While the pilot is missing the original show’s signature opening titles scene, which famously and impressively changed every episode, it does feature the same strong musical score. The world looks slightly different and it feels as if this is a different time – which it is – but the violence and depravity remain the same. One scene finds an enlightened pair discussing whether the impending birth of a new heir to the throne should be celebrated with bloodlust and death or whether a new tradition should be established to guide the next generation on another path. To spoil the outcome of that conversation: few people want to put away their swords and there are many brutal deaths in just the first episode alone.
Having this new series take place so much before the first means that fans won’t get to see their favorite characters again since a life that long is not one of the qualities that the original characters possess, no matter how many times they may have been reincarnated. Yet it makes sense that HBO would want to keep serving an audience hungry for an effects-heavy, immersive world, one populated by different specific characters but the same overarching story of a constant conflict among those who believe they should have dominion over the rest and seek to overthrow whoever it is who may be in power.

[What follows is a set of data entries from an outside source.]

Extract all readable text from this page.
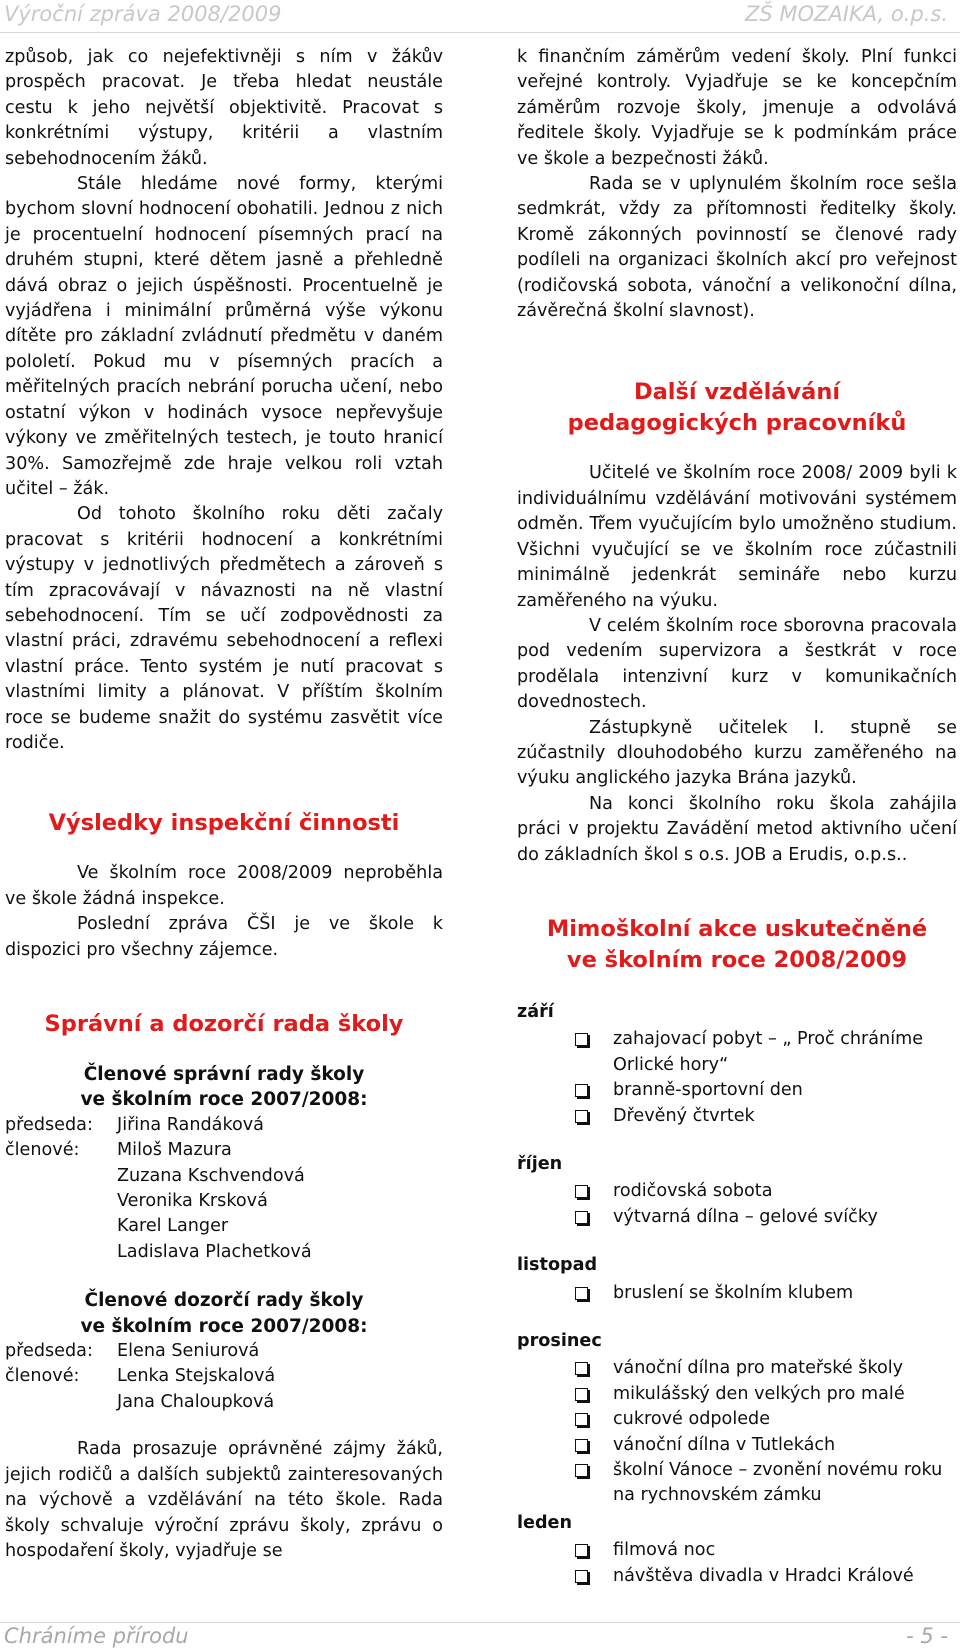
Výroční zpráva 2008/2009	ZŠ MOZAIKA, o.p.s.

způsob, jak co nejefektivněji s ním v žákův prospěch pracovat. Je třeba hledat neustále cestu k jeho největší objektivitě. Pracovat s konkrétními výstupy, kritérii a vlastním sebehodnocením žáků.

Stále hledáme nové formy, kterými bychom slovní hodnocení obohatili. Jednou z nich je procentuelní hodnocení písemných prací na druhém stupni, které dětem jasně a přehledně dává obraz o jejich úspěšnosti. Procentuelně je vyjádřena i minimální průměrná výše výkonu dítěte pro základní zvládnutí předmětu v daném pololetí. Pokud mu v písemných pracích a měřitelných pracích nebrání porucha učení, nebo ostatní výkon v hodinách vysoce nepřevyšuje výkony ve změřitelných testech, je touto hranicí 30%. Samozřejmě zde hraje velkou roli vztah učitel – žák.

Od tohoto školního roku děti začaly pracovat s kritérii hodnocení a konkrétními výstupy v jednotlivých předmětech a zároveň s tím zpracovávají v návaznosti na ně vlastní sebehodnocení. Tím se učí zodpovědnosti za vlastní práci, zdravému sebehodnocení a reflexi vlastní práce. Tento systém je nutí pracovat s vlastními limity a plánovat. V příštím školním roce se budeme snažit do systému zasvětit více rodiče.

Výsledky inspekční činnosti

Ve školním roce 2008/2009 neproběhla ve škole žádná inspekce.

Poslední zpráva ČŠI je ve škole k dispozici pro všechny zájemce.

Správní a dozorčí rada školy
Členové správní rady školy
ve školním roce 2007/2008:
předseda:	Jiřina Randáková
členové:	Miloš Mazura
Zuzana Kschvendová
Veronika Krsková
Karel Langer
Ladislava Plachetková
Členové dozorčí rady školy
ve školním roce 2007/2008:
předseda:	Elena Seniurová
členové:	Lenka Stejskalová
Jana Chaloupková

Rada prosazuje oprávněné zájmy žáků, jejich rodičů a dalších subjektů zainteresovaných na výchově a vzdělávání na této škole. Rada školy schvaluje výroční zprávu školy, zprávu o hospodaření školy, vyjadřuje se

k finančním záměrům vedení školy. Plní funkci veřejné kontroly. Vyjadřuje se ke koncepčním záměrům rozvoje školy, jmenuje a odvolává ředitele školy. Vyjadřuje se k podmínkám práce ve škole a bezpečnosti žáků.

Rada se v uplynulém školním roce sešla sedmkrát, vždy za přítomnosti ředitelky školy. Kromě zákonných povinností se členové rady podíleli na organizaci školních akcí pro veřejnost (rodičovská sobota, vánoční a velikonoční dílna, závěrečná školní slavnost).

Další vzdělávání
pedagogických pracovníků

Učitelé ve školním roce 2008/ 2009 byli k individuálnímu vzdělávání motivováni systémem odměn. Třem vyučujícím bylo umožněno studium. Všichni vyučující se ve školním roce zúčastnili minimálně jedenkrát semináře nebo kurzu zaměřeného na výuku.

V celém školním roce sborovna pracovala pod vedením supervizora a šestkrát v roce prodělala intenzivní kurz v komunikačních dovednostech.

Zástupkyně učitelek I. stupně se zúčastnily dlouhodobého kurzu zaměřeného na výuku anglického jazyka Brána jazyků.

Na konci školního roku škola zahájila práci v projektu Zavádění metod aktivního učení do základních škol s o.s. JOB a Erudis, o.p.s..

Mimoškolní akce uskutečněné
ve školním roce 2008/2009
září
zahajovací pobyt – „ Proč chráníme Orlické hory“
branně-sportovní den
Dřevěný čtvrtek
říjen
rodičovská sobota
výtvarná dílna – gelové svíčky
listopad
bruslení se školním klubem
prosinec
vánoční dílna pro mateřské školy
mikulášský den velkých pro malé
cukrové odpolede
vánoční dílna v Tutlekách
školní Vánoce – zvonění novému roku na rychnovském zámku
leden
filmová noc
návštěva divadla v Hradci Králové
Chráníme přírodu	- 5 -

This cast is extremely large, so there will surely be standouts who didn’t have speaking parts in the pilot or may not even have appeared yet as this show continues airing its weekly episodes. Considine is a competent leader, and beside him, Smith chews scenery as his scheming brother and Alcock impresses as his daughter with ideas of her own about the life she wants to live. Other highlights from the ensemble include Rhys Ifans as Otto Hightower, the Hand of the King, and Emily Carey as his daughter Alicent. They serve as the primary figureheads for this show’s new mythology, one that delivers enough familiar content mixed with a new narrative that seems solidly engaging.
New episodes of House of the Dragon premiere Sundays at 9pm on HBO.